EY tweets are probably the lowest effort sneerclub content possible but the birdsite threw this to my face this morning so it's only fair you suffer too. Transcript follows:
Andrew Ng wrote:
In AI, the ratio of attention on hypothetical, future, forms of harm to actual, current, realized forms of harm seems out of whack.
Many of the hypothetical forms of harm, like AI "taking over", are based on highly questionable hypotheses about what technology that does not currently exist might do.
Every field should examine both future and current problems. But is there any other engineering discipline where this much attention is on hypothetical problems rather than actual problems?
EY replied:
I think when the near-term harm is massive numbers of young men and women dropping out of the human dating market, and the mid-term harm is the utter extermination of humanity, it makes sense to focus on policies motivated by preventing mid-term harm, if there's even a trade-off.

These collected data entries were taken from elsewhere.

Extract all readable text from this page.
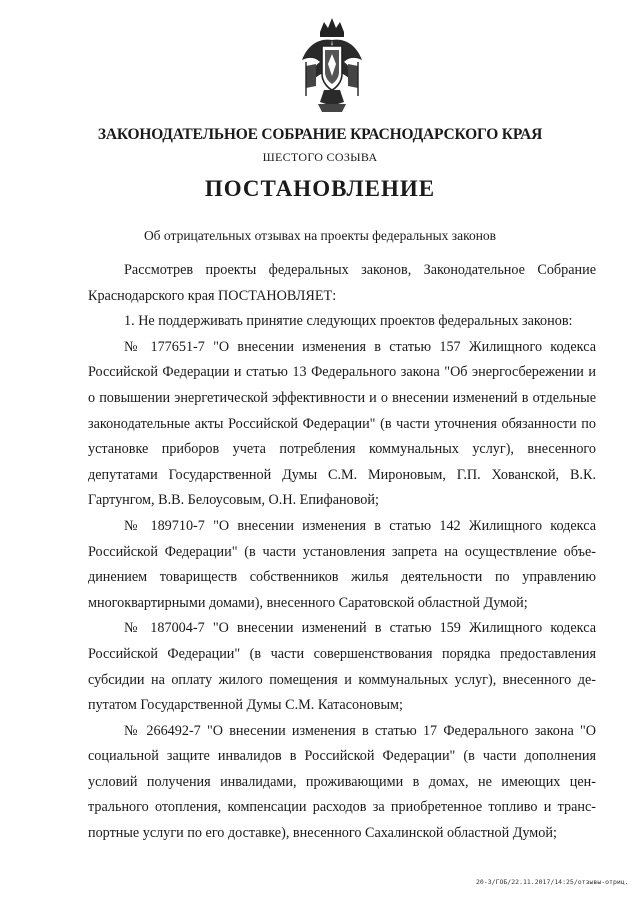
ЗАКОНОДАТЕЛЬНОЕ СОБРАНИЕ КРАСНОДАРСКОГО КРАЯ
ШЕСТОГО СОЗЫВА
ПОСТАНОВЛЕНИЕ
Об отрицательных отзывах на проекты федеральных законов

Рассмотрев проекты федеральных законов, Законодательное Собрание Краснодарского края ПОСТАНОВЛЯЕТ:

1. Не поддерживать принятие следующих проектов федеральных законов:

№ 177651-7 "О внесении изменения в статью 157 Жилищного кодекса Российской Федерации и статью 13 Федерального закона "Об энергосбережении и о повышении энергетической эффективности и о внесении изменений в отдельные законодательные акты Российской Федерации" (в части уточнения обязанности по установке приборов учета потребления коммунальных услуг), внесенного депутатами Государственной Думы С.М. Мироновым, Г.П. Хованской, В.К. Гартунгом, В.В. Белоусовым, О.Н. Епифановой;

№ 189710-7 "О внесении изменения в статью 142 Жилищного кодекса Российской Федерации" (в части установления запрета на осуществление объединением товариществ собственников жилья деятельности по управлению многоквартирными домами), внесенного Саратовской областной Думой;

№ 187004-7 "О внесении изменений в статью 159 Жилищного кодекса Российской Федерации" (в части совершенствования порядка предоставления субсидии на оплату жилого помещения и коммунальных услуг), внесенного депутатом Государственной Думы С.М. Катасоновым;

№ 266492-7 "О внесении изменения в статью 17 Федерального закона "О социальной защите инвалидов в Российской Федерации" (в части дополнения условий получения инвалидами, проживающими в домах, не имеющих центрального отопления, компенсации расходов за приобретенное топливо и транспортные услуги по его доставке), внесенного Сахалинской областной Думой;

20-3/ГОБ/22.11.2017/14:25/отзывы-отриц.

So he wrote that in 2007. Since then, games have only gotten more immersive according to his definition, so people dying of too much gaming should be a massive issue. As far as I know, it is not. People can fuck their lives up in other ways, but arguably straight up gambling is worse as it draws off way more real money from people that could have gone to education, housing etc.
Yud likes to argue from first principles (obviously), but doesn't reckon on social dynamics. If games were as bad as he describes, there would be regulation around them. Presumably if AI girlfriends become a threat to future pension payments, they will be regulated also.